Davis led the 1st Brigade of Brig. Gen. Alfred Pleasonton's cavalry division through the ineffectual "Stoneman Raid" in the Chancellorsville Campaign. In the Gettysburg campaign, Davis led the brigade in the Battle of Brandy Station. In the early hours of June 9, 1863, Davis's men charged a South Carolina artillery battery near Beverly's Ford and were met by a strong cavalry counterattack, which sent most of the brigade reeling. Davis himself refused to fall back and challenged all comers to combat. He twirled his saber with one hand, firing his Colt revolver with the other until he ran out of ammunition.

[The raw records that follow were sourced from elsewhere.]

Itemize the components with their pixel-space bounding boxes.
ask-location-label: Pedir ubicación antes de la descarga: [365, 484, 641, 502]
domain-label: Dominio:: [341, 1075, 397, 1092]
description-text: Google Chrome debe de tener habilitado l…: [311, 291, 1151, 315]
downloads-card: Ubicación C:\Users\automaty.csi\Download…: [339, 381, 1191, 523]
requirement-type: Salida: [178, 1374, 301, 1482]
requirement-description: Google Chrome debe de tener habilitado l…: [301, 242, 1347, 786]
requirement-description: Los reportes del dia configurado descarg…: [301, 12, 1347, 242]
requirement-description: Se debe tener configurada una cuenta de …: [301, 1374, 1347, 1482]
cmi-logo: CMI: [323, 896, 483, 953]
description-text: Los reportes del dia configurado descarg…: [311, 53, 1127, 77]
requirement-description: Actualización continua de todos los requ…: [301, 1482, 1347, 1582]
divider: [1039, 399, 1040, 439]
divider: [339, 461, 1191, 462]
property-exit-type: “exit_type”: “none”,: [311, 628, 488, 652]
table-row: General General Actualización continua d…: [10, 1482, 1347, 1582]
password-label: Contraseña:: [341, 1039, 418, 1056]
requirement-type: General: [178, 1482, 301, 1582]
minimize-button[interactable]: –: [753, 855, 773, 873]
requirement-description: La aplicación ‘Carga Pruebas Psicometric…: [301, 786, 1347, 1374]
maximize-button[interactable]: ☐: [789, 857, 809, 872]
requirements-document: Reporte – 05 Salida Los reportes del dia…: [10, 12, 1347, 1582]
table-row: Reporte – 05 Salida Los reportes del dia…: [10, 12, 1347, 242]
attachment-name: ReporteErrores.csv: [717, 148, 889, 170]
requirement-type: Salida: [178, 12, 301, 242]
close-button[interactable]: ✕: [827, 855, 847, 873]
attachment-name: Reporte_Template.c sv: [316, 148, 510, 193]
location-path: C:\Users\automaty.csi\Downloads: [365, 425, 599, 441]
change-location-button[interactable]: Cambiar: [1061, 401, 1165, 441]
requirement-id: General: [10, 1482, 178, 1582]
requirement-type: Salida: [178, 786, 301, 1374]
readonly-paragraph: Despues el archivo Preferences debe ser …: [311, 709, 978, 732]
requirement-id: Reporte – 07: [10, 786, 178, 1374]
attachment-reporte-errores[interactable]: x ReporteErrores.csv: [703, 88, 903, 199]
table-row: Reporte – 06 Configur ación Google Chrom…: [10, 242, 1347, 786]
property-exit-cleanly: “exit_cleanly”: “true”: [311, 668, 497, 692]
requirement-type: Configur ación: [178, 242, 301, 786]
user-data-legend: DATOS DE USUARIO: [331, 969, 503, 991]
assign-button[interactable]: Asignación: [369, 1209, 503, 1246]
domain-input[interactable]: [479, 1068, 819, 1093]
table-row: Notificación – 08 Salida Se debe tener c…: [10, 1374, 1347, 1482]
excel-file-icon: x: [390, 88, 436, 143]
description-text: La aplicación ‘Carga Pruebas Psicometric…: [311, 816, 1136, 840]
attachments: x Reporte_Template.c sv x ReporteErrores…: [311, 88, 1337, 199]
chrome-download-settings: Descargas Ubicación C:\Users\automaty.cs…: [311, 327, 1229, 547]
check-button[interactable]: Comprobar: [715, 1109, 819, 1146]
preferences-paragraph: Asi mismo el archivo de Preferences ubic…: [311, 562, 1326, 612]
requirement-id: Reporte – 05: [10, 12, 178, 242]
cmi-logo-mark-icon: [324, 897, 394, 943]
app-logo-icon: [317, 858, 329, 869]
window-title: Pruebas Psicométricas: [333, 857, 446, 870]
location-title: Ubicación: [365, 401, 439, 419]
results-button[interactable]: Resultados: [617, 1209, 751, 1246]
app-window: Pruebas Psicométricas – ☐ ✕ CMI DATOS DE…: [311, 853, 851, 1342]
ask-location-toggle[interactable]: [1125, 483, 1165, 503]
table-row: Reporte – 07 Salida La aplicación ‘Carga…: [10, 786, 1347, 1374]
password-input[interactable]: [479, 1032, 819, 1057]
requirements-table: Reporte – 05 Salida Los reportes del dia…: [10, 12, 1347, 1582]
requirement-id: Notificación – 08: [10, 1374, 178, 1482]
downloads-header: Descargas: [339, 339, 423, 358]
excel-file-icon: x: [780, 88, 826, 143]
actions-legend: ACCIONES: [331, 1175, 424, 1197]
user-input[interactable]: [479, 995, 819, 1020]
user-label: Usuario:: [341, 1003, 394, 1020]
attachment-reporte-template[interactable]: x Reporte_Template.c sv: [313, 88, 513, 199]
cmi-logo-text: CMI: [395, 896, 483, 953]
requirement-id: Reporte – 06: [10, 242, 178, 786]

Confederate Lt. O. R. Allen of Major Caball E. Flournoy's 6th Virginia Cavalry Regiment charged at Davis, hugging his horse's neck to evade Davis's saber slashing, then fired his pistol three times at point-blank range. The third shot struck Davis in the forehead, killing him instantly.

Davis was a man of rough manners and a stern disciplinarian. One of his troopers described him as "a proud tyrannical devil" as likely to be killed by his own soldiers as by the Confederates. The Provost Marshal General of the Army of the Potomac, Marsena R. Patrick, described him as "our best cavalry officer". He was buried in the West Point cemetery.